Ballard and Malzberg were the two authors whose work convinced me to start the series. And, weirdly, Harvey Jacobs’ very naughty “Gravity” (1969)

Joachim Boaz

Great review!

I’m pretty sure I’m the blogger in question who “re-cracked it” — here’s my June 2020 review.

https://sciencefictionruminations.com/2020/06/16/book-review-the-dead-astronaut-ed-uncredited-1971-j-g-ballard-ursula-k-le-guin-arthur-c-clarke-et-al/

Joachim Boaz

For me, looking over my review and the discussion in the comment section, “The Wreck of the Ship John B.“ by Frank Robinson was the surprise of the collection. I’m a sucker for complex metaphors of urban alienation — Robinson does spell it out a bit in the story and resort to an ending that diminishes the psychological trauma of the experience.

Joachim Boaz

I’m still a bit of an eviscerator although the historian in me often finds the context of the story and the world it was produced in fascinating — and thus the story adds to that knowledge.

I’d love to hear your thoughts on my own review.

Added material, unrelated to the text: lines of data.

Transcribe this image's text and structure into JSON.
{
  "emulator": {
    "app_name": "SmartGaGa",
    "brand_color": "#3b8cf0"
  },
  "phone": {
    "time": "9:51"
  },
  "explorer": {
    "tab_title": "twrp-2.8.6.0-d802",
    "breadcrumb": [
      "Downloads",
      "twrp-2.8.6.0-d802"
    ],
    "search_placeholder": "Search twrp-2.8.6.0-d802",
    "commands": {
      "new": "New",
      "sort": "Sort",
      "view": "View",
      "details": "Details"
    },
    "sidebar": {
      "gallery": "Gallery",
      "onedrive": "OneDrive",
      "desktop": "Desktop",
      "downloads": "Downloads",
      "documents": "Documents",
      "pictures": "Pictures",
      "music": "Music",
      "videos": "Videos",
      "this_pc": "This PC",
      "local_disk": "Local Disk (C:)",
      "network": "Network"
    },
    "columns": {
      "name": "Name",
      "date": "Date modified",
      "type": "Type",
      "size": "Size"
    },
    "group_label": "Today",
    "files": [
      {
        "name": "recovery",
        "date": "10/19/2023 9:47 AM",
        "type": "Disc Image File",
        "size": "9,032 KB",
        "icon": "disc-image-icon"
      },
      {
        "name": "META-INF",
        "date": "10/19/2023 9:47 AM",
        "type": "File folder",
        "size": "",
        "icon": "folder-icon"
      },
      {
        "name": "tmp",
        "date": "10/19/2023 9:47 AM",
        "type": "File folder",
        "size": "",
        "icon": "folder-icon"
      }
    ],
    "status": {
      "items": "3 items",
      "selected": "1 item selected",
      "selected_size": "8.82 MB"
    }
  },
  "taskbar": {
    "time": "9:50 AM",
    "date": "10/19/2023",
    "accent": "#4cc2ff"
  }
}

I am currently conducing a multi-post series on negative/subversive accounts of space travel. The Ballard story in this collection (and my interest in Malzberg) spurred the series.

Joachim Boaz

*conducting

Rich Horton

Surely the Bradbury story Russell meant to have in the book but didn’t would have been “Kaleidoscope”.

Carl E Reed

Your description of Ballard’s eponymous story that opens this anthology caused the short hair on my forearms to prickle; very creepy indeed! Nicely done. That plot summation alone caused me to search out the book on Amazon.com. Overall, this sounds like a fascinating collection of short stories by some of the genre’s best. (And I do wonder about that missing Bradbury story! But then, I’ll go to my grave wondering what mental block/time constraints/legal reasons/other stopped Harlan Ellison from releasing The Last Dangerous Visions. . . .)

silentdante

wow, i was really interested in this because of the review! only 2 copies on abe books and neither seem like where i want to buy from… man, way to peak interest :p

i wish all these old collections could be re-issued digitally or something.